= Ramon O'Callaghan =

Spanish engineer (born 1954)

Ramón O'Callaghan (born 1954) is a Spanish organizational theorist, emeritus professor of information systems and innovation management at the Tilburg University, former dean of Porto Business School, at the University of Porto in Porto, Portugal, and current President of Gisma University of Applied Sciences in Potsdam and Berlin, Germany. He is particularly known for his work on electronic data interchange.

== Biography ==
Born 1954, O'Callaghan received an engineer's degree from the Universitat Politècnica de Catalunya in 1976, an MBA from IESE Business School in 1983, and a Doctor of Business Administration from Harvard Business School in 1989.
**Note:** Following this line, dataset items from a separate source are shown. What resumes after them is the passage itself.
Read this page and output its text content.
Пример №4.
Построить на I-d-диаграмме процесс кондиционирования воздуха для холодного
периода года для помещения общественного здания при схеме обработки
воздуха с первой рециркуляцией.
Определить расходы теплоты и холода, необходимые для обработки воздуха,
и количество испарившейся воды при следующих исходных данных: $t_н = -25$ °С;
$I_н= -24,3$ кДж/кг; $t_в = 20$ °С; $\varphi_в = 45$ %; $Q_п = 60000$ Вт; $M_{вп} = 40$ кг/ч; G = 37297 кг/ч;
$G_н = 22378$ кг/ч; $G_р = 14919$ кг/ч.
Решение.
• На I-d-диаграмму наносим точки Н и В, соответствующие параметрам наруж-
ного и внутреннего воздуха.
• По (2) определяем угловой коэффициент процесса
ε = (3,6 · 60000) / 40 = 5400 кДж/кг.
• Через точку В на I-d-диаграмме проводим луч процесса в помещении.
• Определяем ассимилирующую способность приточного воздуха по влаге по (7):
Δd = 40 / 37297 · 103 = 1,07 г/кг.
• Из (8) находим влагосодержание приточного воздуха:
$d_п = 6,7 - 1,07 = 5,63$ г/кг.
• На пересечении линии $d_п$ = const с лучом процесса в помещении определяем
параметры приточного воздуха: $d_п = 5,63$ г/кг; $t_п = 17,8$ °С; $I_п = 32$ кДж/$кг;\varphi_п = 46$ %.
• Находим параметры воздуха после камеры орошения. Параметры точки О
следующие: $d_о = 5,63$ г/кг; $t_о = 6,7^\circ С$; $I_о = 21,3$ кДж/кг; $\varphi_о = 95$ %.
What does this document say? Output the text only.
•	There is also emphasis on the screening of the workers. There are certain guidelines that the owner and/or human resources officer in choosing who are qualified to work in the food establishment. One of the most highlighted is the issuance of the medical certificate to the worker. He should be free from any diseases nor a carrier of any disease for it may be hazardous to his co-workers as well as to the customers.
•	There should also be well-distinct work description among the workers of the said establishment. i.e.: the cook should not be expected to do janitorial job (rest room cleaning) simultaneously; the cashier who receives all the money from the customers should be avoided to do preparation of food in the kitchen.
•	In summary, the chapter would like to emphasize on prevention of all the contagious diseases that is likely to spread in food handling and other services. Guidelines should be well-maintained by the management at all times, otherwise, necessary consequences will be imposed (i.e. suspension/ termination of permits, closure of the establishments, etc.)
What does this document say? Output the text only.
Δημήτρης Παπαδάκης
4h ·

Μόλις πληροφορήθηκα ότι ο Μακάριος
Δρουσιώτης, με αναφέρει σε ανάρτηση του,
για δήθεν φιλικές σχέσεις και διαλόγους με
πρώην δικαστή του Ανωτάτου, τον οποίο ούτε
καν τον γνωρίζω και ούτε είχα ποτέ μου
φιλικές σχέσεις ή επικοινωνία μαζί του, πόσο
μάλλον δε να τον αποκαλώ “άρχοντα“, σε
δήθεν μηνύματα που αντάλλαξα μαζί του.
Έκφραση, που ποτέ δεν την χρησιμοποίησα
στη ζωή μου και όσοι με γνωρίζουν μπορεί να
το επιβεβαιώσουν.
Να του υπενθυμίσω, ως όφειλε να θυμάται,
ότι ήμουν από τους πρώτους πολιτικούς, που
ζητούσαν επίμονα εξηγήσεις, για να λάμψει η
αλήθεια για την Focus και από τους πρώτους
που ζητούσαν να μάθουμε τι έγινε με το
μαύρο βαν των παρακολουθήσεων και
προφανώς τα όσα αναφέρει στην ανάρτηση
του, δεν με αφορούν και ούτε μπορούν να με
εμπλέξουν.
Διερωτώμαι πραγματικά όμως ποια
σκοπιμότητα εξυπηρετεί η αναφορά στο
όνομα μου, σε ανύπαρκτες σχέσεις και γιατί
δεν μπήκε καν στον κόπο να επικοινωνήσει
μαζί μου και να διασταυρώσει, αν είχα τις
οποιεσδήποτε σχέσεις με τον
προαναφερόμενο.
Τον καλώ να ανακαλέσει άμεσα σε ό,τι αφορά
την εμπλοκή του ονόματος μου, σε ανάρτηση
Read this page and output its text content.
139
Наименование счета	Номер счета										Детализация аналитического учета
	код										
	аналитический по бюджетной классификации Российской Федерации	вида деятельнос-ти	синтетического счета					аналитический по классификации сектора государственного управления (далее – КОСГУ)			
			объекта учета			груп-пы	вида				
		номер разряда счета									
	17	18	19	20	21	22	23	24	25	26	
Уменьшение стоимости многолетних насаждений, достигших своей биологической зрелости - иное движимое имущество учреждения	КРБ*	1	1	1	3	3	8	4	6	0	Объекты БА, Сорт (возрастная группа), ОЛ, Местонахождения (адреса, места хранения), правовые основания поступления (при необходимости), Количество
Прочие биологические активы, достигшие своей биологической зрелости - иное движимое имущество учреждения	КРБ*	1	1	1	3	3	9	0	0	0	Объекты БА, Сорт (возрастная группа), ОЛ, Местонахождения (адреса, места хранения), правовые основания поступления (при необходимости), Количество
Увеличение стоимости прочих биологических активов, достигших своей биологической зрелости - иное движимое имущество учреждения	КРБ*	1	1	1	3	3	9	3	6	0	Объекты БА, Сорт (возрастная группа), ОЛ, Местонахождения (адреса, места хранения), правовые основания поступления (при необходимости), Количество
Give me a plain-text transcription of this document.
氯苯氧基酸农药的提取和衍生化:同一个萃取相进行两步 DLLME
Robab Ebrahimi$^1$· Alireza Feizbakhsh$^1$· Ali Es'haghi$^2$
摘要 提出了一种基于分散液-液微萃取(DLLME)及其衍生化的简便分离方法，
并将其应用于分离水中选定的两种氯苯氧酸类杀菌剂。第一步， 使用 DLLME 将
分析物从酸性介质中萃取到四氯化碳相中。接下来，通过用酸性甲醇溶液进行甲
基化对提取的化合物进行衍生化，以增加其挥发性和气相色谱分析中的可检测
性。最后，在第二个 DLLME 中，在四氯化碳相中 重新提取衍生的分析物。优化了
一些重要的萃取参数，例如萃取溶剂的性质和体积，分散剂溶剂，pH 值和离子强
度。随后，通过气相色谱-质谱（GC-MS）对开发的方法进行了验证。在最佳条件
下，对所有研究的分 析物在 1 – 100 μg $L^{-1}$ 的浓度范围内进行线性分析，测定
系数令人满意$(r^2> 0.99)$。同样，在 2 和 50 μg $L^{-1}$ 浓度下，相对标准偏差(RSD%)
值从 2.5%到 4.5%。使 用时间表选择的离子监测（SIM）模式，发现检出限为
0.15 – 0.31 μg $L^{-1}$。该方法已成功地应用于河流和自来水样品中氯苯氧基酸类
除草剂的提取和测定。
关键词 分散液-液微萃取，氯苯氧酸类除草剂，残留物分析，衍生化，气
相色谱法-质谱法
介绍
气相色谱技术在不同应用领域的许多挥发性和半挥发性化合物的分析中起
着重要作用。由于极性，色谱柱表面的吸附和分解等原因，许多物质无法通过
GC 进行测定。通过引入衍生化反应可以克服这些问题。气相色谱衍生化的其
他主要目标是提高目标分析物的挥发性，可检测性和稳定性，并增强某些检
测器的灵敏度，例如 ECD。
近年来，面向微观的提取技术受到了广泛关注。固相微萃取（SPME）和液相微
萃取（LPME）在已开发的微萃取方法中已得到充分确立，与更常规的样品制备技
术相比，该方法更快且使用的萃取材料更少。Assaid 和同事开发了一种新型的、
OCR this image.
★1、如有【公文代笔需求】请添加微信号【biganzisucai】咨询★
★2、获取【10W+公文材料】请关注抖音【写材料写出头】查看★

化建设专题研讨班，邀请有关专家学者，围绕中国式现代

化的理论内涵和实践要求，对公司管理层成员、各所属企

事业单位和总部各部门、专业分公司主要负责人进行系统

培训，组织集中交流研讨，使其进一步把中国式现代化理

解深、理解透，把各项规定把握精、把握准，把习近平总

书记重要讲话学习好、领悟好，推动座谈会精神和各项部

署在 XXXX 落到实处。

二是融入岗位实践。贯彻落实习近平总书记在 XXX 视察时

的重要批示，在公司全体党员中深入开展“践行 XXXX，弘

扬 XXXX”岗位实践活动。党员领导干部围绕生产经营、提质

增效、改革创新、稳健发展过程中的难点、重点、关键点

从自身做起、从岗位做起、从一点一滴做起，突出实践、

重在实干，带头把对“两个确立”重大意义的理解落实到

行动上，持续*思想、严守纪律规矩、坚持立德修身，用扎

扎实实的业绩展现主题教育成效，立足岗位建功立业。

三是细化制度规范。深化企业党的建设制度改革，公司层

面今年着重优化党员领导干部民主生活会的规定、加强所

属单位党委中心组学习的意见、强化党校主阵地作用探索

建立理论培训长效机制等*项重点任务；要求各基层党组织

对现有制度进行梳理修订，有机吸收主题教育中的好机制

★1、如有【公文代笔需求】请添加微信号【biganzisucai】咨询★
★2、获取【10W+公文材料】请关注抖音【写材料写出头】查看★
O'Callaghan started his academic career as researcher at the Cybernetics Institute of the Universitat Politècnica de Catalunya in 1976. From 1977 to 1989, he spend time in industry with Texas Instruments as sales engineer and project manager; at Codorníu Winery as controller; at Harvard Business School as researcher; and at the management consulting firm Institut Cerdà as director. Back in Spain in 1989 he became associate professor at the IESE Business School.

In 1994, he moved to the Netherlands to the Nyenrode Business Universiteit, where he became director of the MBA program. From 1997 to 2013, he was professor of information systems at Tilburg University. There he also directed the MBA program, and other masters programs for some years, and was dean of the TIAS School for Business and Society from 2009 to 2012 as successor of Philippe Naert. He was also associated with the Open University of Catalonia and the Universidad de Deusto. From 2013 to 2015, he was dean of the graduate school of business at Nazarbayev University.

==Selected publications==
O'Callaghan has published numerous articles in the field of strategic management of technology. Books, a selection:
- 1995, EDI in Europe : how it works in practice. With Helmut Krcmar and Niels Bjørn-Andersen. Chichester; New York : Wiley. ISBN 978-0-471-95354-8.
- 2005. Transforming enterprise : the economic and social implications of information technology. With William H. Dutton, Brian Kahin, and Andrew W. Wyckoff (eds). Cambridge, Mass. : MIT Press. ISBN 978-0-262-54177-0.

Articles, a selection:
- O'Callaghan, Ramon, Patrick J. Kaufmann, and Benn R. Konsynski. "Adoption correlates and share effects of electronic data interchange systems in marketing channels." The Journal of Marketing (1992): 45-56.
- O'Callaghan, Ramon, and Jon A. Turner. "Electronic Data Interchange Concepts and Issues." (1995).
- Peterson, Ryan R., Ramon O'Callaghan, and Piet Ribbers. "Information technology governance by design: investigating hybrid configurations and integration mechanisms." Proceedings of the twenty first international conference on Information systems. Association for Information Systems, 2000.